‘Murder’: Uncle of Israeli snatched in Jenin says teen was still alive when taken
Initial reports indicated that Tiran Fero, 18, was already dead when snatched by Palestinian gunmen from West Bank hospital, but uncle says ‘they disconnected him from machines’
The uncle of an 18-year-old Israeli who was snatched by Palestinian gunmen from a hospital in the northern West Bank city of Jenin on Tuesday said his nephew was still alive and connected to a ventilator when he was taken.
“This is murder. It’s a terrorist attack. He was sedated and on life support, he was alive,” Edri Fero said in an interview with the Kan public broadcaster on Wednesday.
Tiran Fero from the Druze-majority town of Daliyat al-Karmel was critically injured in a car crash in Jenin and taken to a hospital in the Palestinian city due to his severe condition.
Initial reports by the Israel Defense Forces and Palestinian media indicated that Fero had already died when he was snatched by unidentified gunmen.
His uncle’s testimony, however, suggested otherwise.
“They were shooting in the air and shouting in Arabic… nobody dared to stop them,” Edri Fero told Kan. “They disconnected him from the machines and tossed him into a car.”
החוטפים בג'נין לא מוכנים לשחרר את הגופה
של טירן פרו בן ה-18, ומסלקים את האמבולנס שהגיע לקחת אותה.. pic.twitter.com/tyvRpWRsyh— ????News (@kisis007) November 23, 2022
In an earlier interview with Kan, Edri Fero described 20-30 gunmen storming the hospital.
“We saw them with our own eyes. They were armed, they came as if it was the intifada,” he said, referencing Palestinian violence in the 1980s and early 2000s.

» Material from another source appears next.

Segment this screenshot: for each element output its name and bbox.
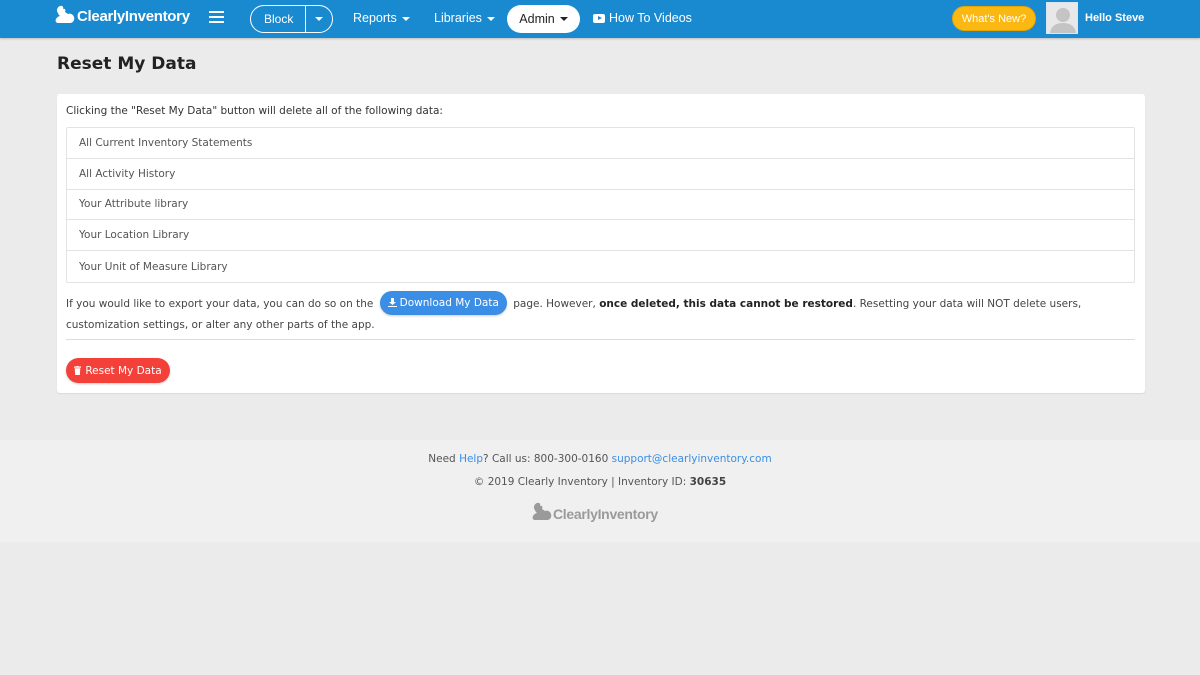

“If we hadn’t complied, we would have been kidnapped ourselves. We barely escaped and hid somewhere until [Israeli] security forces got us out. We were lucky. It was like a scene from a movie, hard to describe,” he said.
Addressing the car crash his nephew was involved in, Edri said Tiran “had traveled to Jenin to fix his car with a friend,” adding that “he must have lost control of the vehicle on the way there.”
Tiran’s friend was transferred to a nearby checkpoint before being rushed by the army to a hospital within Israel.
Several Palestinian sources have indicated that Tiran’s body is being held in the Jenin Refugee Camp.
A senior Palestinian official told Haaretz that the suspects snatched the body, thinking Tiran was an undercover Israeli soldier.
Israeli and Palestinian Authority officials are involved in the efforts to return Fero’s body to his family, along with Tiran’s family, the mayor of Daliyat al-Karmel, the Druze community’s spiritual leader, and the mayor of Jenin.
Speaking to Kan on Wednesday, Tiran’s father Hussam said the entire Israeli security establishment was in contact with the family.
“They’re trying to do everything to get him out,” he said. “He’s just a little boy, he hasn’t even finished school yet. He’s not a soldier.”
Another of Tiran’s uncles, identified by Kan as Rafik, told the broadcaster that the family has placed all responsibility for the incident on the Palestinian Authority.
On Wednesday morning, the military’s liaison to the Palestinians announced that the Jalamah and Salem crossings in the northern West Bank would be shuttered until further notice following the incident.
The checkpoints are predominantly used by Arab Israelis who travel to the Palestinian city of Jenin and the surrounding area for business or leisure, and by Palestinians who need to travel to Israel for work.
The closure is expected to take an economic toll on the Jenin area.
The Jenin area has been seen as a major hotspot for terror in recent months. Palestinian gunmen, mostly in the northern West Bank, have repeatedly targeted troops conducting arrest raids, as well as military posts, soldiers operating along the West Bank security barrier, Israeli settlements and civilians on the roads.
The incident in Jenin came as the military pressed on with a major anti-terror offensive mostly focused on Jenin and Nablus, in response to a series of Palestinian attacks that have left 29 people in Israel and the West Bank dead since the start of the year.
The operation has netted more than 2,000 arrests in near-nightly raids but has also left over 130 Palestinians dead, many of them — though not all — while carrying out attacks or during clashes with security forces.